Élevage: l’ANOC réclame un soutien d’urgence pour sauver le cheptel

Un enclos à moutons.

Moutons dans un enclos. . DR

Revue de presseRéunis en assemblée générale à Rabat, les professionnels de la filière ovine et caprine saluent les efforts de l’État mais réclament une augmentation immédiate des aides à l’amélioration génétique pour contrer la flambée des coûts de production.
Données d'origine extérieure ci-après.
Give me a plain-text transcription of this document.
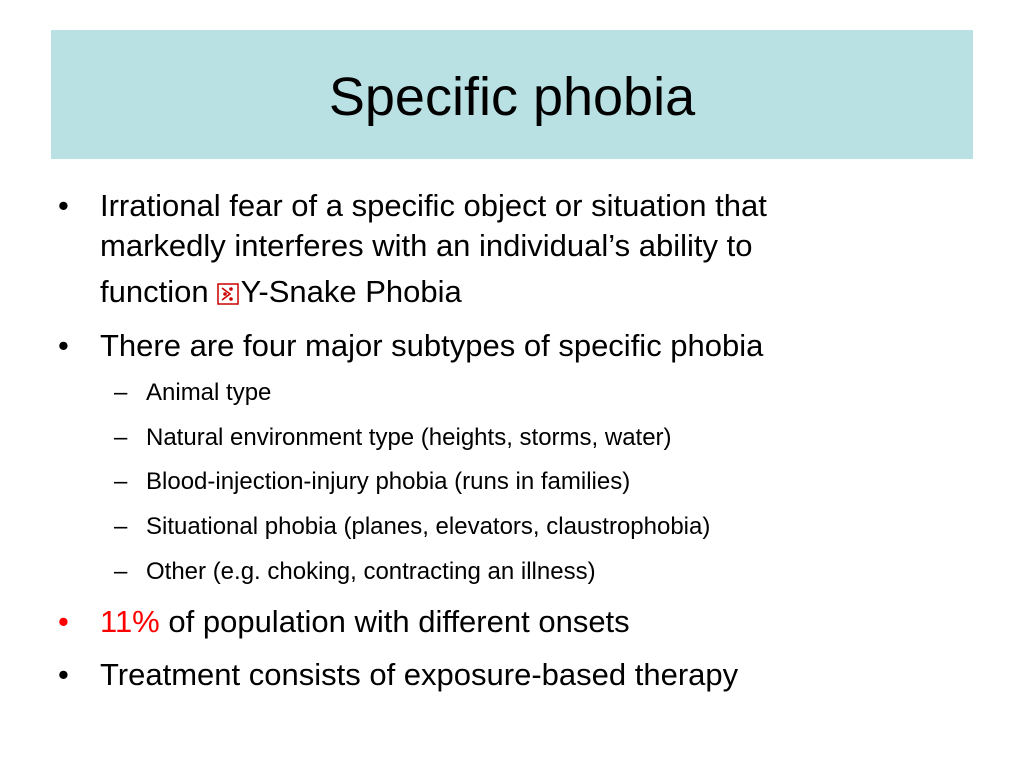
Specific phobia
•	Irrational fear of a specific object or situation that
markedly interferes with an individual’s ability to
function Y-Snake Phobia
•	There are four major subtypes of specific phobia
– Animal type
– Natural environment type (heights, storms, water)
– Blood-injection-injury phobia (runs in families)
– Situational phobia (planes, elevators, claustrophobia)
– Other (e.g. choking, contracting an illness)
•	11% of population with different onsets
•	Treatment consists of exposure-based therapy
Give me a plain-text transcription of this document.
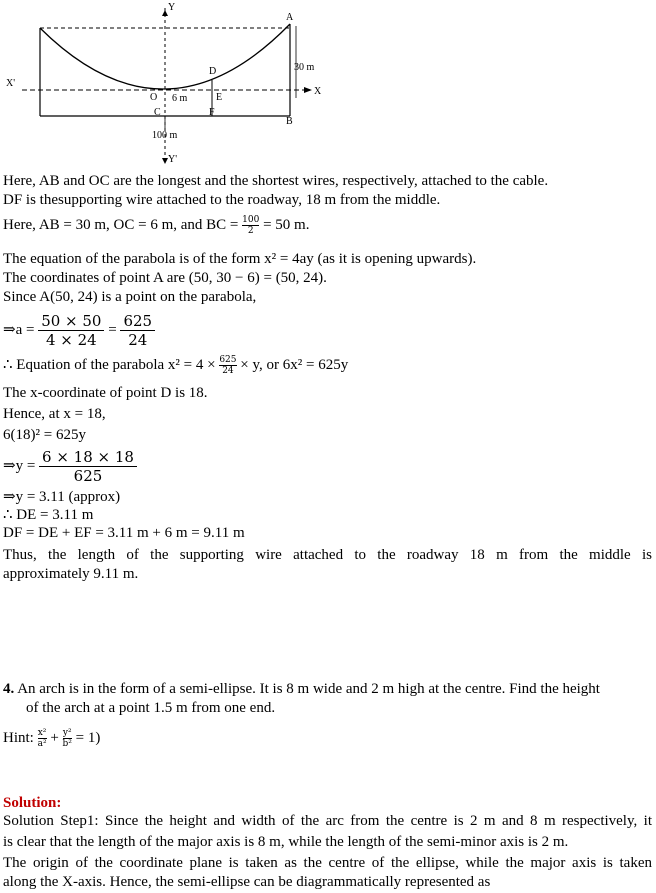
Y
A
30 m
D
X'
X
O 6 m	E
C	F
B
100 m
Y'
Here, AB and OC are the longest and the shortest wires, respectively, attached to the cable.
DF is thesupporting wire attached to the roadway, 18 m from the middle.
Here, AB = 30 m, OC = 6 m, and BC = $\frac{100}{2} = 50$ m.
The equation of the parabola is of the form x² = 4ay (as it is opening upwards).
The coordinates of point A are (50, 30 − 6) = (50, 24).
Since A(50, 24) is a point on the parabola,
⇒a = $\frac{50 \times 50}{4 \times 24} = \frac{625}{24}$
∴ Equation of the parabola $x^2 = 4 \times \frac{625}{24} \times y$, or 6x² = 625y
The x-coordinate of point D is 18.
Hence, at x = 18,
6(18)² = 625y
⇒y = $\frac{6 \times 18 \times 18}{625}$
⇒y = 3.11 (approx)
∴ DE = 3.11 m
DF = DE + EF = 3.11 m + 6 m = 9.11 m
Thus, the length of the supporting wire attached to the roadway 18 m from the middle is
approximately 9.11 m.
4. An arch is in the form of a semi-ellipse. It is 8 m wide and 2 m high at the centre. Find the height
of the arch at a point 1.5 m from one end.
Hint: $\frac{\text{x²}}{\text{a²}} + \frac{\text{y²}}{\text{b²}} = 1$)
Solution:
Solution Step1: Since the height and width of the arc from the centre is 2 m and 8 m respectively, it
is clear that the length of the major axis is 8 m, while the length of the semi-minor axis is 2 m.
The origin of the coordinate plane is taken as the centre of the ellipse, while the major axis is taken
along the X-axis. Hence, the semi-ellipse can be diagrammatically represented as
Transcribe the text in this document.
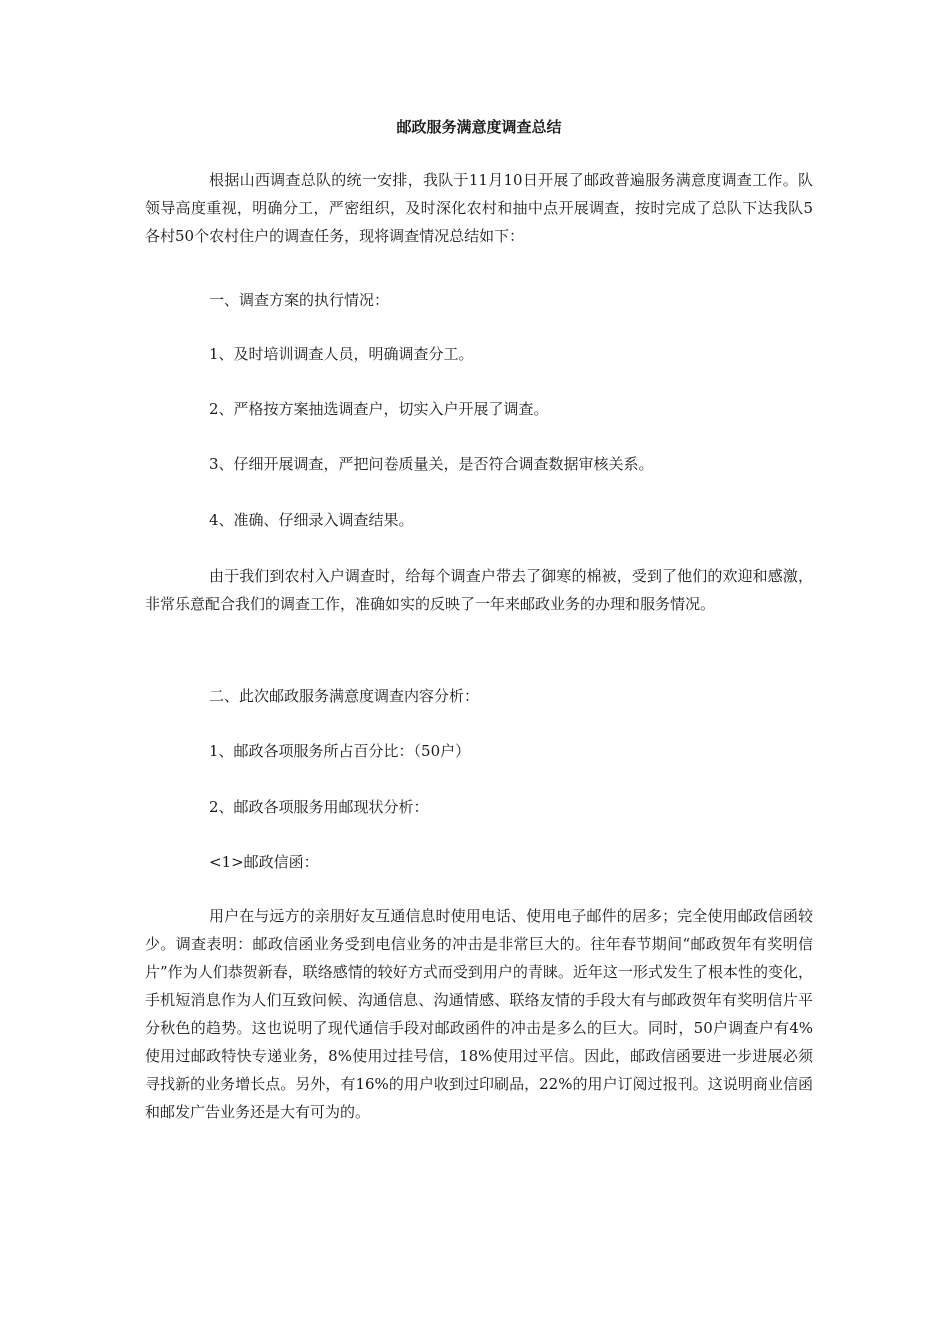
邮政服务满意度调查总结

根据山西调查总队的统一安排，我队于11月10日开展了邮政普遍服务满意度调查工作。队领导高度重视，明确分工，严密组织，及时深化农村和抽中点开展调查，按时完成了总队下达我队5各村50个农村住户的调查任务，现将调查情况总结如下：

一、调查方案的执行情况：

1、及时培训调查人员，明确调查分工。

2、严格按方案抽选调查户，切实入户开展了调查。

3、仔细开展调查，严把问卷质量关，是否符合调查数据审核关系。

4、准确、仔细录入调查结果。

由于我们到农村入户调查时，给每个调查户带去了御寒的棉被，受到了他们的欢迎和感激，非常乐意配合我们的调查工作，准确如实的反映了一年来邮政业务的办理和服务情况。

二、此次邮政服务满意度调查内容分析：

1、邮政各项服务所占百分比：（50户）

2、邮政各项服务用邮现状分析：

<1>邮政信函：

用户在与远方的亲朋好友互通信息时使用电话、使用电子邮件的居多；完全使用邮政信函较少。调查表明：邮政信函业务受到电信业务的冲击是非常巨大的。往年春节期间“邮政贺年有奖明信片”作为人们恭贺新春，联络感情的较好方式而受到用户的青睐。近年这一形式发生了根本性的变化，手机短消息作为人们互致问候、沟通信息、沟通情感、联络友情的手段大有与邮政贺年有奖明信片平分秋色的趋势。这也说明了现代通信手段对邮政函件的冲击是多么的巨大。同时，50户调查户有4%使用过邮政特快专递业务，8%使用过挂号信，18%使用过平信。因此，邮政信函要进一步进展必须寻找新的业务增长点。另外，有16%的用户收到过印刷品，22%的用户订阅过报刊。这说明商业信函和邮发广告业务还是大有可为的。
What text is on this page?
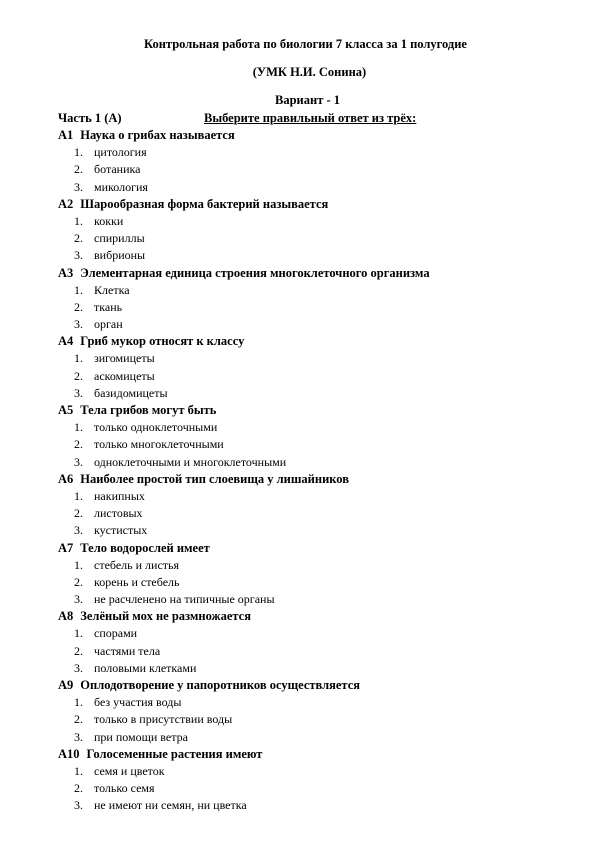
Контрольная работа по биологии 7 класса за 1 полугодие
(УМК Н.И. Сонина)
Вариант - 1
Часть 1 (А)	Выберите правильный ответ из трёх:
А1 Наука о грибах называется
1. цитология
2. ботаника
3. микология
А2 Шарообразная форма бактерий называется
1. кокки
2. спириллы
3. вибрионы
А3 Элементарная единица строения многоклеточного организма
1. Клетка
2. ткань
3. орган
А4 Гриб мукор относят к классу
1. зигомицеты
2. аскомицеты
3. базидомицеты
А5 Тела грибов могут быть
1. только одноклеточными
2. только многоклеточными
3. одноклеточными и многоклеточными
А6 Наиболее простой тип слоевища у лишайников
1. накипных
2. листовых
3. кустистых
А7 Тело водорослей имеет
1. стебель и листья
2. корень и стебель
3. не расчленено на типичные органы
А8 Зелёный мох не размножается
1. спорами
2. частями тела
3. половыми клетками
А9 Оплодотворение у папоротников осуществляется
1. без участия воды
2. только в присутствии воды
3. при помощи ветра
А10 Голосеменные растения имеют
1. семя и цветок
2. только семя
3. не имеют ни семян, ни цветка
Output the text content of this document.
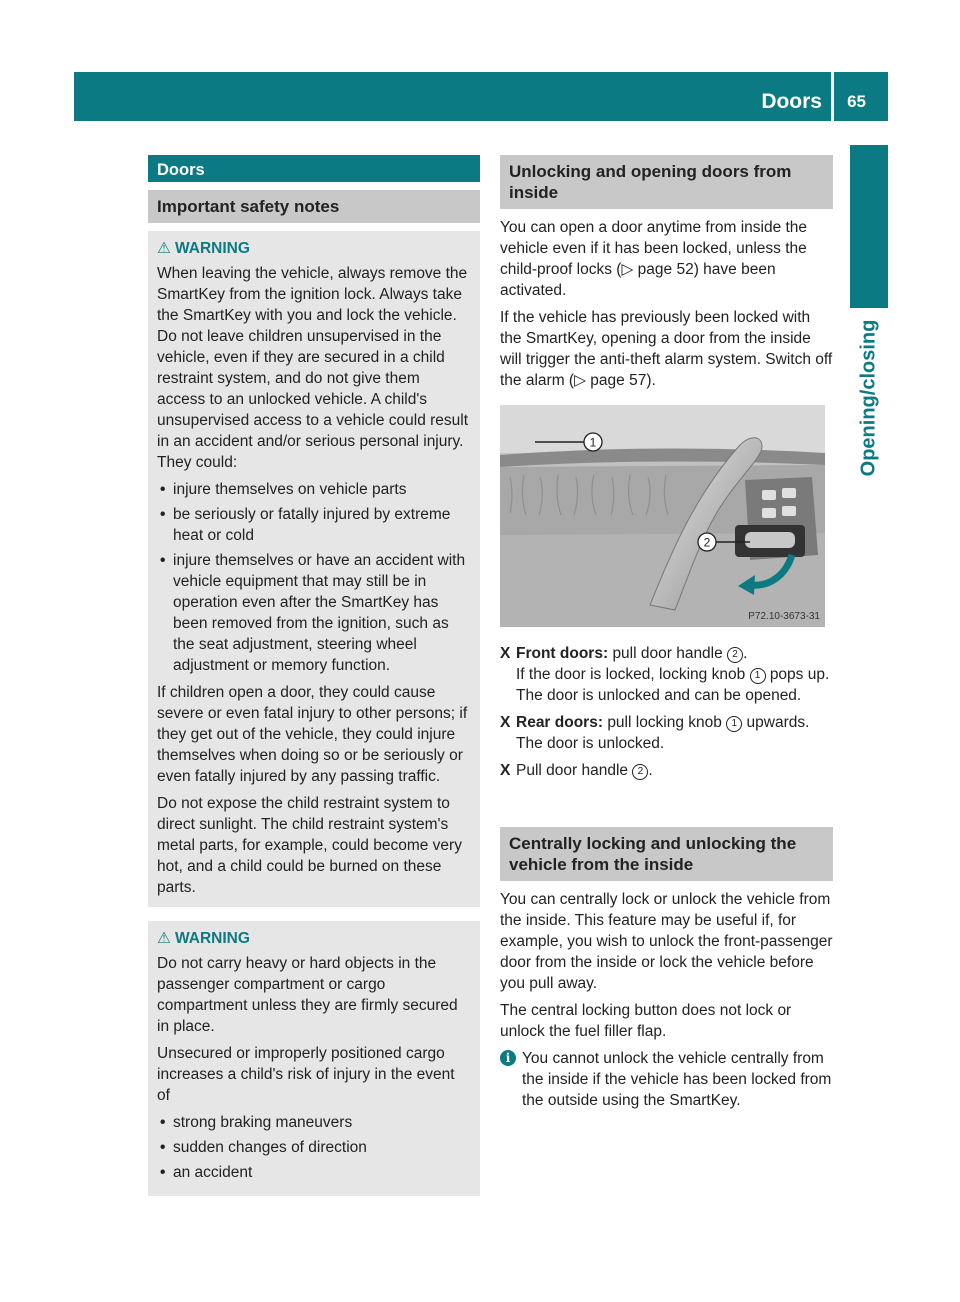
Doors 65
Opening/closing
Doors
Important safety notes
⚠ WARNING

When leaving the vehicle, always remove the SmartKey from the ignition lock. Always take the SmartKey with you and lock the vehicle. Do not leave children unsupervised in the vehicle, even if they are secured in a child restraint system, and do not give them access to an unlocked vehicle. A child's unsupervised access to a vehicle could result in an accident and/or serious personal injury. They could:

• injure themselves on vehicle parts
• be seriously or fatally injured by extreme heat or cold
• injure themselves or have an accident with vehicle equipment that may still be in operation even after the SmartKey has been removed from the ignition, such as the seat adjustment, steering wheel adjustment or memory function.

If children open a door, they could cause severe or even fatal injury to other persons; if they get out of the vehicle, they could injure themselves when doing so or be seriously or even fatally injured by any passing traffic.

Do not expose the child restraint system to direct sunlight. The child restraint system's metal parts, for example, could become very hot, and a child could be burned on these parts.

⚠ WARNING

Do not carry heavy or hard objects in the passenger compartment or cargo compartment unless they are firmly secured in place.

Unsecured or improperly positioned cargo increases a child's risk of injury in the event of

• strong braking maneuvers
• sudden changes of direction
• an accident
Unlocking and opening doors from inside

You can open a door anytime from inside the vehicle even if it has been locked, unless the child-proof locks (▷ page 52) have been activated.

If the vehicle has previously been locked with the SmartKey, opening a door from the inside will trigger the anti-theft alarm system. Switch off the alarm (▷ page 57).

1
2
P72.10-3673-31
X Front doors: pull door handle 2 .

If the door is locked, locking knob 1 pops up. The door is unlocked and can be opened.

X Rear doors: pull locking knob 1 upwards.

The door is unlocked.

X Pull door handle 2 .
Centrally locking and unlocking the vehicle from the inside

You can centrally lock or unlock the vehicle from the inside. This feature may be useful if, for example, you wish to unlock the front-passenger door from the inside or lock the vehicle before you pull away.

The central locking button does not lock or unlock the fuel filler flap.

i You cannot unlock the vehicle centrally from the inside if the vehicle has been locked from the outside using the SmartKey.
Entre tensions électorales internes et interrogations financières, l’Association nationale des éleveurs d’ovins et de caprins (ANOC) tente de tracer une feuille de route pour stabiliser un secteur stratégique, alors que le prix de la viande rouge atteint des sommets historiques sur le marché national. Cet article est une revue de presse tirée du quotidien Al Akhbar.

Le 19/07/2026 à 17h58

Face aux ravages d’une sécheresse persistante et à la flambée des coûts de production, l’Association nationale des éleveurs d’ovins et de caprins (ANOC) alerte l’opinion publique. Réunis en assemblée générale à l’Institut agronomique et vétérinaire Hassan II de Rabat, les professionnels du secteur ont unanimement réclamé une revalorisation substantielle des subventions destinées à l’amélioration génétique du cheptel, tout en exigeant une accélération des versements pour faire face à la crise, indique Al Akhbar de ce lundi 20 juillet.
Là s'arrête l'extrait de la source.